Emilia Romagna: dal 13 al 15 settembre 12ª Borsa del Turismo Fluviale e del Po

L’evento si svolgerà in modalità on-line. Al workshop presenti tour operator di 14 Paesi

Torna dal 13 al 15 settembre la più importante Borsa di promozione del Turismo Fluviale e del Po che giunge quest’anno alla 12ª edizione e che si svolgerà per la seconda volta in modalità completamente online.

Si tratta della più importante iniziativa nazionale di commercializzazione turistica del turismo fluviale e del Grande fiume Po, promossa da Confesercenti Emilia Romagna, Unione dei Comuni della Bassa Reggiana, Apt Servizi Emilia Romagna, Destinazioni Turistiche Emilia e Romagna e con il patrocinio del Ministero del Turismo, Enit, Regione Emilia Romagna e altri Comuni del territorio.

L’evento di maggior interesse per gli operatori è il workshop commerciale e internazionale che si terrà lunedì 13 settembre, su appuntamenti online, prefissati su una piattaforma apposita, a cui parteciperanno quattrodici tour operator provenienti da diversi Paesi: Austria, Belgio, Francia, Germania, India, Italia, Olanda, Portogallo, Regno Unito, Repubblica Ceca, Scandinavia, Spagna, Svizzera e Russia, specializzati nella commercializzazione, tramite i propri cataloghi e portali turistici, di vacanze “slow” declinate sul tema della vacanza attiva a contatto con la natura, dove “cicloturismo”, “ enogastronomia”, “trekking e passeggiate”, tradizioni e cultura e altro sono valori importanti del prodotto turistico.

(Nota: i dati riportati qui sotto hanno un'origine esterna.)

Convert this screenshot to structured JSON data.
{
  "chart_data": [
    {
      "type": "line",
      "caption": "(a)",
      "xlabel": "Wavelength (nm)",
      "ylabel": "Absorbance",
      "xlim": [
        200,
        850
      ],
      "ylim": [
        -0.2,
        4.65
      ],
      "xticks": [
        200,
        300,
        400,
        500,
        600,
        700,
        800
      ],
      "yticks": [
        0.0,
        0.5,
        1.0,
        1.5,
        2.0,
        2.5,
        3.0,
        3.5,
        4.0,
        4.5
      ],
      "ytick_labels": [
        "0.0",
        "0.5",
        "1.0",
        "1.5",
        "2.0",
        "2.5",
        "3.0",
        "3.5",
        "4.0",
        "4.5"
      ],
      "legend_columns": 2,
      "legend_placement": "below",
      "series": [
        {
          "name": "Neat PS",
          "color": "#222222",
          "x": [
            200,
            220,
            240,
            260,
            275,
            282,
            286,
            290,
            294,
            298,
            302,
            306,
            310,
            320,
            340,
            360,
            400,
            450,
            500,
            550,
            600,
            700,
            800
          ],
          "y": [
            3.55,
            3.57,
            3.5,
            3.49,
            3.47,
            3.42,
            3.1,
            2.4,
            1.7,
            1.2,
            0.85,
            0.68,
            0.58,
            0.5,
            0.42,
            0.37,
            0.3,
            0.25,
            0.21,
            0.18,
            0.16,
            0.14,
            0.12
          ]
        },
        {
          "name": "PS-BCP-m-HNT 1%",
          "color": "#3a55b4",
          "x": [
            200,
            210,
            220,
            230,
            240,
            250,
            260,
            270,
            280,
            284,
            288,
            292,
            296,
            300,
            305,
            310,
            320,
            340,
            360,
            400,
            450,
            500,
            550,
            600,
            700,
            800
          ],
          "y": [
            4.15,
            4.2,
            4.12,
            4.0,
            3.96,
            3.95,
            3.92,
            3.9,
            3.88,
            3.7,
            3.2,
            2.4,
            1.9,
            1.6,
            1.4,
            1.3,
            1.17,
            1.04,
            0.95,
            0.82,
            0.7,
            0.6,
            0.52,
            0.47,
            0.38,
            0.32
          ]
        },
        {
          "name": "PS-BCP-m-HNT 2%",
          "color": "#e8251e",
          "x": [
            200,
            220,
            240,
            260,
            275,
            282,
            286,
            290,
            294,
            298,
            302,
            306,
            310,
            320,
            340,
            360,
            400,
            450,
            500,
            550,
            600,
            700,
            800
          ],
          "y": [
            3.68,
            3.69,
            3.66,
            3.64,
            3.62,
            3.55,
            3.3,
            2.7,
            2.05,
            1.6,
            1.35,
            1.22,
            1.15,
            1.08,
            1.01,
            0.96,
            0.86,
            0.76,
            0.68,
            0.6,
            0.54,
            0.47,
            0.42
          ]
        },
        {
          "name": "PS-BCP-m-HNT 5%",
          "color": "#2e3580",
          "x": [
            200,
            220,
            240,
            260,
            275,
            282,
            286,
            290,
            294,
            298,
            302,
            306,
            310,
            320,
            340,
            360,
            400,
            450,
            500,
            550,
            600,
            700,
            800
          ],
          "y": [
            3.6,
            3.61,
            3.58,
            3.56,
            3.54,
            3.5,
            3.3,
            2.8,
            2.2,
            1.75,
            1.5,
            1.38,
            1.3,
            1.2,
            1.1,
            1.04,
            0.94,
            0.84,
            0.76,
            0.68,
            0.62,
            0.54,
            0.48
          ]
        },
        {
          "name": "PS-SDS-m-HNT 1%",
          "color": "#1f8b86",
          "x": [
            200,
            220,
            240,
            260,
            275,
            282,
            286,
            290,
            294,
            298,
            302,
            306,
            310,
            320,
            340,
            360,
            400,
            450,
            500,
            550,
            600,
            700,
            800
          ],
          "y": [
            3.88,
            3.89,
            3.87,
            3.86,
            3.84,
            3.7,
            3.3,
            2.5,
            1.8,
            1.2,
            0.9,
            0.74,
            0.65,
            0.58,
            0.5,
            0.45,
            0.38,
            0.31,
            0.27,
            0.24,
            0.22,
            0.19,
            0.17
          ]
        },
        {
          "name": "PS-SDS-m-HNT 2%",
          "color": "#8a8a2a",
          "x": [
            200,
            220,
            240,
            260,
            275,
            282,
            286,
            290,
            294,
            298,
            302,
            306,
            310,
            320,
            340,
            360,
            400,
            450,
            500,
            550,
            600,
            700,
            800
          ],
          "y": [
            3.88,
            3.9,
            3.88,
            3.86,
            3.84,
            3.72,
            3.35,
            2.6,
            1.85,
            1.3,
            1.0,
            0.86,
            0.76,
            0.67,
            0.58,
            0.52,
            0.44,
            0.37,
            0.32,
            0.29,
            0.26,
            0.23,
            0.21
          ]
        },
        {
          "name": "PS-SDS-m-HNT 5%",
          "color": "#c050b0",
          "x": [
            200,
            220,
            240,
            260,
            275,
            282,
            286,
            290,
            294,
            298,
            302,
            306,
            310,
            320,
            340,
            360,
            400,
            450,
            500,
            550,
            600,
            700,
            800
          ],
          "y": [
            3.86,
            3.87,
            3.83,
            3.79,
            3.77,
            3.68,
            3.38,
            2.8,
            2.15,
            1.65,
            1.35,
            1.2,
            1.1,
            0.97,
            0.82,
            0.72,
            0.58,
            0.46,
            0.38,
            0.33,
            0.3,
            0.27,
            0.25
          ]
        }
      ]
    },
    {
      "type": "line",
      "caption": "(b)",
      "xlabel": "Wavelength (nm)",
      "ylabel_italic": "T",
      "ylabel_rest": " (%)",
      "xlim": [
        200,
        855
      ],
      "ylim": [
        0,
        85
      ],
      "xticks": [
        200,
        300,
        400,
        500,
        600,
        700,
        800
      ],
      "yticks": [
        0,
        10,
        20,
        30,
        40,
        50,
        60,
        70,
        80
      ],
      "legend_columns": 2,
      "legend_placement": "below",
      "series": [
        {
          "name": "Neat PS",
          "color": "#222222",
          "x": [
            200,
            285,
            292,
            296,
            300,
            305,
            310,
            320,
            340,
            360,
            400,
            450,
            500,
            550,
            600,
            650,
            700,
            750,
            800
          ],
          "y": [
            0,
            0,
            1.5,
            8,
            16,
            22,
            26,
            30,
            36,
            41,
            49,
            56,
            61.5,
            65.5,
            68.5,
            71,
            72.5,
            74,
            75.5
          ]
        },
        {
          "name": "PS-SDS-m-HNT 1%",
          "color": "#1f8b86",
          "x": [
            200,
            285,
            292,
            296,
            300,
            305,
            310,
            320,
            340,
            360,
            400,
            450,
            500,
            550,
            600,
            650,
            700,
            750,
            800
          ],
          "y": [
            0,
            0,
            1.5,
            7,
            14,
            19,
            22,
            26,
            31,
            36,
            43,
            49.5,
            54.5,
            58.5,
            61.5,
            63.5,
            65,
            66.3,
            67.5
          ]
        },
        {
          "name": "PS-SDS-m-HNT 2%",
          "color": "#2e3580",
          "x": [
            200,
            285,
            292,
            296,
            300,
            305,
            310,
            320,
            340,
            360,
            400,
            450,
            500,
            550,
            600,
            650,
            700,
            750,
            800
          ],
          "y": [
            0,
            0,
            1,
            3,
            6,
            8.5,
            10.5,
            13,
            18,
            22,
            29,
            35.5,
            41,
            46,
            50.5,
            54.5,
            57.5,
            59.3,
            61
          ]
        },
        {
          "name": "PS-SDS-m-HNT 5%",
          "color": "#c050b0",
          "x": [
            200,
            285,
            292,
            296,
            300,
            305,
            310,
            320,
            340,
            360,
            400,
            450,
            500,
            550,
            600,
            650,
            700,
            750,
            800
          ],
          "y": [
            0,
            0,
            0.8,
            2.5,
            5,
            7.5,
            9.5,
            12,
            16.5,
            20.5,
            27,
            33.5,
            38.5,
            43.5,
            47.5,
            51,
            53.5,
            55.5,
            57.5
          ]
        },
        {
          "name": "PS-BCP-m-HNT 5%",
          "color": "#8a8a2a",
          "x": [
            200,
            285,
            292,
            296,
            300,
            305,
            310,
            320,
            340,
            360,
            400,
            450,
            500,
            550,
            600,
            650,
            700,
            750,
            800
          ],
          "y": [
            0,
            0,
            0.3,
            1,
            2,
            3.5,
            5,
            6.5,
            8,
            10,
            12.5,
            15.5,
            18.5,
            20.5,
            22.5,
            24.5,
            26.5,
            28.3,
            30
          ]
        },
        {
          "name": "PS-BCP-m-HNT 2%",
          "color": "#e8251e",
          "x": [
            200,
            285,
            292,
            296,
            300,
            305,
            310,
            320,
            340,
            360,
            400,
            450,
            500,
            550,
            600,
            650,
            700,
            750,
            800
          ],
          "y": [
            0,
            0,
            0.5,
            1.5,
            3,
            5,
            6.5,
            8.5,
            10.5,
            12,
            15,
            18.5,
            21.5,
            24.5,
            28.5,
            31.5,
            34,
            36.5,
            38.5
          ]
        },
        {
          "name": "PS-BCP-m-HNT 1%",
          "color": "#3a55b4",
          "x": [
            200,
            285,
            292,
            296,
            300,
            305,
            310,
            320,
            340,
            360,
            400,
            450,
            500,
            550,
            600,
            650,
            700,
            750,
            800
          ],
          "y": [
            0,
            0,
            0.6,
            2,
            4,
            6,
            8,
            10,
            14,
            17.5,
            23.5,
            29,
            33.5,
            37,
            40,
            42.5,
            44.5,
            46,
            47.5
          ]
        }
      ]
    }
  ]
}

Come nella passata edizione, si svolgerà inoltre il “virtual educational tour”. Il 15 settembre, infatti, sempre su piattaforma dedicata, i Tour Operator parteciperanno, in collegamento da remoto, a una giornata destinata alla presentazione delle opportunità turistiche delle terre del Po. Storia, tradizione, cultura, enogastronomia, ambiente e sport saranno i contenuti di diversi video presentati in anteprima per l’occasione.

Il presidente della Confesercenti E.R. Dario Domenichini, commentando l’avvio della Borsa, ha sottolineato come sia “fondamentale per la ripresa dell’economia di questi territori dell’Emilia-Romagna anche la ripresa del settore turistico che anche in queste zone cominciava ad avere numeri importanti”.

“La partecipazione di nuovi Paesi alla Borsa e l’interesse che questi tour operator dimostrano al prodotto turistico legato al Po – spiega Domenichini – è un segnale importante nella direzione della ripresa e ci fa sperare sul fatto che presto rivedremo turisti stranieri alla scoperta del grande fiume Po.”